Hasil kajian yang dilakukan selama tahun 2006 di perairan Riau, Sumatera Selatan, dan Kalimantan Selatan tersebut menyatakan bahwa konservasi merupakan upaya penting untuk keberlanjutan spesies ikan belida. Konservasi ikan diprioritaskan pada populasi yang terdapat di Sungai Kampar Kiri, Sungai Ogan, Kerinci, dan Pangkalan Buluh.
Konservasi yang dilakukan di setiap wilayah memiliki pendekatan yang berbeda. Upaya konservasi pada populasi Sungai Kampar Kiri, Sungai Ogan, dan Kerinci adalah dengan translokasi atau restocking. Sementara untuk Pangkalan Buluh dilakukan penetapan wilayah konservasi sehingga populasi dapat berkembang tanpa restocking.
Semakin menipisnya populasi ikan belida membuat semua spesies ikan ini mendapat status perlindungan penuh. Ketentuan ini tertuang dalam Keputusan Menteri Kelautan dan Perikanan Republik Nomor 1 Tahun 2021 tentang Jenis Ikan yang Dilindungi.
Koordinator Kelompok Perlindungan dan Pelestarian Jenis Ikan Kementerian Kelautan dan Perikanan Pingkan K Roeroe menyatakan bahwa masyarakat wajib melepaskan ikan belida yang tidak sengaja tertangkap. Sebab, pemerintah telah jelas menetapkan status perlindungan penuh bagi ikan belida.
Jika masyarakat diketahui menangkap ikan belida dengan disengaja, mereka dapat dikenai Pasal 100 juncto Pasal 7 Ayat 2 Huruf C Undang-Undang Nomor 45 Tahun 2009 tentang Perikanan dengan denda maksimal Rp 250 juta.
Sementara untuk pengepul atau penadah dan mereka yang mendistribusikannya dikenai Pasal 92 junto Pasal 26 Ayat 1 dengan denda mencapai Rp 1,5 miliar.
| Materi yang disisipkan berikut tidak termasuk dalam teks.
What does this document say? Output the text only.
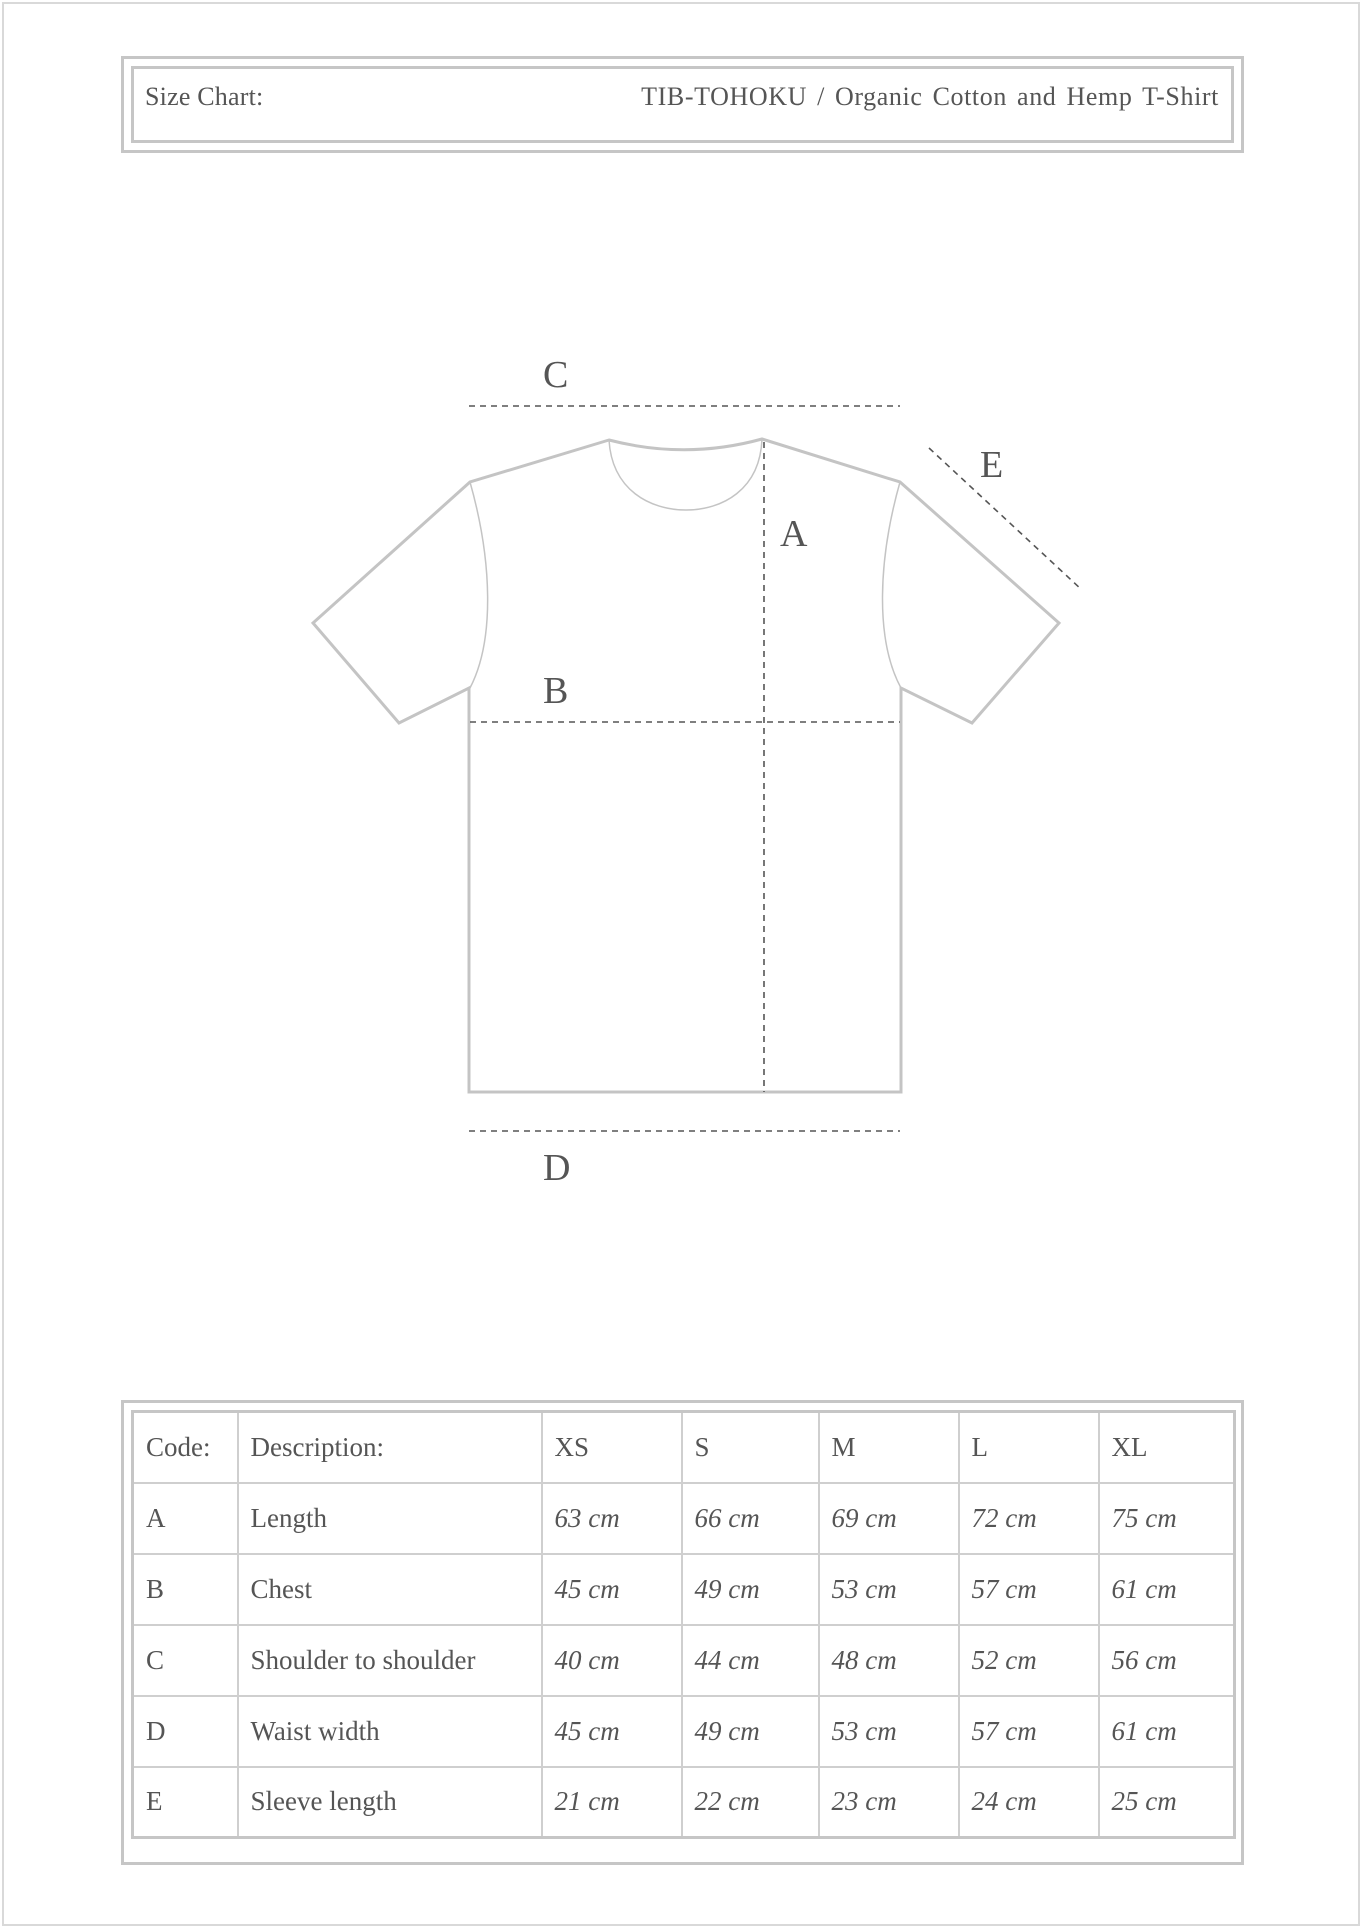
Size Chart:	TIB-TOHOKU / Organic Cotton and Hemp T-Shirt
C
A
E
B
D
Code:	Description:	XS	S	M	L	XL
A	Length	63 cm	66 cm	69 cm	72 cm	75 cm
B	Chest	45 cm	49 cm	53 cm	57 cm	61 cm
C	Shoulder to shoulder	40 cm	44 cm	48 cm	52 cm	56 cm
D	Waist width	45 cm	49 cm	53 cm	57 cm	61 cm
E	Sleeve length	21 cm	22 cm	23 cm	24 cm	25 cm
Sanksi pidana juga diberikan apabila pelanggar terbukti melakukan usaha tanpa izin atau penyelundupan ikan.
Upaya melindungi dan meningkatkan stok ikan asli Indonesia ini di semua wilayah habitat memang sudah sepatutnya dilaksanakan. Namun, pengawasan dan pembinaan juga menjadi faktor kunci lainnya mengingat ketergantungan nelayan maupun pengusaha makanan masih sangat tinggi terhadap jenis ikan ini.